Invece era accaduto. Quella piccola meraviglia rientrava nella cerchia degli amici più stretti di sua sorella Rosalie ed era stato piacevole scoprirlo. A cena le era stata presentata e aveva saputo che si chiamava Alice Cullen. ‘Un bel nome per una bella creatura’ si era detto quando le aveva stretto la mano. ‘Sì, bella per davvero’ pensò nuovamente, annuendo con la testa ed immaginandola ad occhi chiusi. Le punte dei corti capelli scuri che le accarezzavano le guance ed il collo donandole un’aria sbarazzina, gli occhi che avevano quel taglio misterioso e seducente, le labbra che sembravano costantemente pronte a piegarsi in un sorriso furbo. La figura minuta gli ricordava una farfalla che vola dispiegando con eleganza grandi ali variopinte, il suo profumo leggero gli rammentava degli odori di un bosco a primavera, con i suoi alberi in fiore ed i frutti selvatici dai colori accesi. Le parve di vederla danzare per lui, con tutta la grazia di una ballerina, così leggera e candida come una piuma che galleggia nel vento. Alzò in aria una mano quasi a voler prendere la sua, ma incontrò solo il vuoto.

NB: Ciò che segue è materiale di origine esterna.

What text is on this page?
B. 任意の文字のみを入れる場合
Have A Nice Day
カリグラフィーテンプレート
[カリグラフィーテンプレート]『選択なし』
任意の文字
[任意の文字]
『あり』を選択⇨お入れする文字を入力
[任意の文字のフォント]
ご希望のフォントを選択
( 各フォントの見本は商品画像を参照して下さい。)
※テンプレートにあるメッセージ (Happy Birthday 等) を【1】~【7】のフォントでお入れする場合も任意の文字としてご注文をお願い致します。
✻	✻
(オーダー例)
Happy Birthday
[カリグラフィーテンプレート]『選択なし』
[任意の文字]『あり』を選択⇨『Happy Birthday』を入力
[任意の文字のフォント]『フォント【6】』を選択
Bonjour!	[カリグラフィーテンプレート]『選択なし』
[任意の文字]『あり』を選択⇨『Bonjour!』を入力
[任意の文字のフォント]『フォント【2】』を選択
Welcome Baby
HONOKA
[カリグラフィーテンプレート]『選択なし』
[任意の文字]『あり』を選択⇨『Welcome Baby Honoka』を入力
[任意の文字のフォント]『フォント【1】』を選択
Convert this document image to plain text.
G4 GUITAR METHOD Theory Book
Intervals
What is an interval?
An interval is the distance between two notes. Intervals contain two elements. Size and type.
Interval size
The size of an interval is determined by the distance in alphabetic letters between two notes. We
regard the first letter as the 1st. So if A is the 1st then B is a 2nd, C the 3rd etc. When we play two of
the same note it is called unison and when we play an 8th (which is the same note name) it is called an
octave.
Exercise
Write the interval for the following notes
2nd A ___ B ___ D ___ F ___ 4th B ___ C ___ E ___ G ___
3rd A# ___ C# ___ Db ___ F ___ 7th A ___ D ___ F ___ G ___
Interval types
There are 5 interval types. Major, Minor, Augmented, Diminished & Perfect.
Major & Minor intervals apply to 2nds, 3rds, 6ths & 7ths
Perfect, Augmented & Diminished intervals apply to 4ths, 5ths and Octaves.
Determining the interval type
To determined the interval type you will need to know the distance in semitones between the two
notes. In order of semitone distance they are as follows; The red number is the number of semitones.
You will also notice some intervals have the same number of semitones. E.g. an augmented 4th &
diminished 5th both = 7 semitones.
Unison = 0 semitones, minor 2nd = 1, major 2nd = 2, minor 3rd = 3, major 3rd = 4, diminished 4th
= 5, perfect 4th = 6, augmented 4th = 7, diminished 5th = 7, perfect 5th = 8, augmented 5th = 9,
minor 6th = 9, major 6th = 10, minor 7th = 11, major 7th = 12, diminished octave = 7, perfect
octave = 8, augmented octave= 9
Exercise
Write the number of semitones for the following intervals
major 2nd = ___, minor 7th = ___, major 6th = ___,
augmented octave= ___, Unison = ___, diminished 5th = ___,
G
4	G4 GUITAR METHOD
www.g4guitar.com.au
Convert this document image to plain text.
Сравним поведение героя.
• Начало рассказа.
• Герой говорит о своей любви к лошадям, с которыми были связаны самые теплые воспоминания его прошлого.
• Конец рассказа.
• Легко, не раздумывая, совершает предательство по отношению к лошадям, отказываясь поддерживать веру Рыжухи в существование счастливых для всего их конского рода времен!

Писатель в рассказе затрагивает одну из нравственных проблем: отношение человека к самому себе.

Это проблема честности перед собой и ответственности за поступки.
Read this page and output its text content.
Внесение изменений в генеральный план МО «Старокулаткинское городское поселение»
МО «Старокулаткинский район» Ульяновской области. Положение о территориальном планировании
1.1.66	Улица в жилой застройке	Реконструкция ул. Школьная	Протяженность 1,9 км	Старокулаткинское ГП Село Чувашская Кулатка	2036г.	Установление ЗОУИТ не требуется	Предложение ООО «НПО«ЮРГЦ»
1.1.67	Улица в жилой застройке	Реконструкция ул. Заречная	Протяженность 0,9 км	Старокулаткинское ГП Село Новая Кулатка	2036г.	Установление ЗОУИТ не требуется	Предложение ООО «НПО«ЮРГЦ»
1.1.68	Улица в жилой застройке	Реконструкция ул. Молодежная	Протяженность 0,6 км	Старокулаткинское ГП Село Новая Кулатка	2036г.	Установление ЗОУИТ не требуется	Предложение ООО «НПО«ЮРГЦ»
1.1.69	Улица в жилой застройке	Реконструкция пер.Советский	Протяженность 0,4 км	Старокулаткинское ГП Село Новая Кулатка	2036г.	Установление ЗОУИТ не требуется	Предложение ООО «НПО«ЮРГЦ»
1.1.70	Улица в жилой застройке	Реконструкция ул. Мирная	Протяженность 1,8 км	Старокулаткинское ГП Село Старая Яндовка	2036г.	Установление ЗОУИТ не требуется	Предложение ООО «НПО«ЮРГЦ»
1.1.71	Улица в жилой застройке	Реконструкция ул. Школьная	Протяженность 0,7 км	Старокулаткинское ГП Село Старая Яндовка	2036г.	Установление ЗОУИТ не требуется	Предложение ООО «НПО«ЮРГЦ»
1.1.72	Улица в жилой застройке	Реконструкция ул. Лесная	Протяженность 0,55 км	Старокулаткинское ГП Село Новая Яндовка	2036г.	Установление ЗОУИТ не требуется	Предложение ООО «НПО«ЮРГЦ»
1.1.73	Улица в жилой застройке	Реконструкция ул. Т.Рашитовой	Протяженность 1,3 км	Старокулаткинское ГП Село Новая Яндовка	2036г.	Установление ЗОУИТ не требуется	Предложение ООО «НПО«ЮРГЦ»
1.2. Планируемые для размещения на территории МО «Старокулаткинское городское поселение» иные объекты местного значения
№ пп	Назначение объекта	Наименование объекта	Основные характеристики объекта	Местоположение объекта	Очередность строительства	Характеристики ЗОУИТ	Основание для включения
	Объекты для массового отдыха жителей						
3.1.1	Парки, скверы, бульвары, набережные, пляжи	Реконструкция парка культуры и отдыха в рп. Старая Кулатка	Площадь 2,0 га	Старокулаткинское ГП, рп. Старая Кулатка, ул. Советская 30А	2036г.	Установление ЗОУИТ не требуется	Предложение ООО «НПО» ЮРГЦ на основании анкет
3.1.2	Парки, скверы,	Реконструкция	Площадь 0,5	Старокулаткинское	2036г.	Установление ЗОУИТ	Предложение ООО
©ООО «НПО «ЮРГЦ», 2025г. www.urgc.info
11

Il giorno prima si erano casualmente incontrarti alla mostra alla galleria d’arte di Manchester. Era rimasto molto sorpreso di trovarla lì. Gli era stato impossibile non sorridere alla vista di quegli occhi rapiti, di quella deliziosa bocca che si apriva e chiudeva per lo stupore, soprattutto dopo che si era accorto che il quadro che aveva suscitato in lei quelle reazioni era proprio il suo. Fra tante belle opere, Jasper non credeva possibile che lei scegliesse la sua, una tela di dimensioni medio-piccole che non era neanche il suo massimo. Ma ad Alice era piaciuta e per lui ciò contava più di qualsiasi altro complimento. Quella mattina l’avevano trascorsa fianco a fianco in giro per la struttura osservando i lavori esposti, facendo commenti ed eventuali critiche, chiacchierando amabilmente di argomenti di natura artistica. Un’esperienza bellissima che a Jasper sarebbe piaciuto ripetere, qualora se ne fosse presentata l’occasione in futuro. 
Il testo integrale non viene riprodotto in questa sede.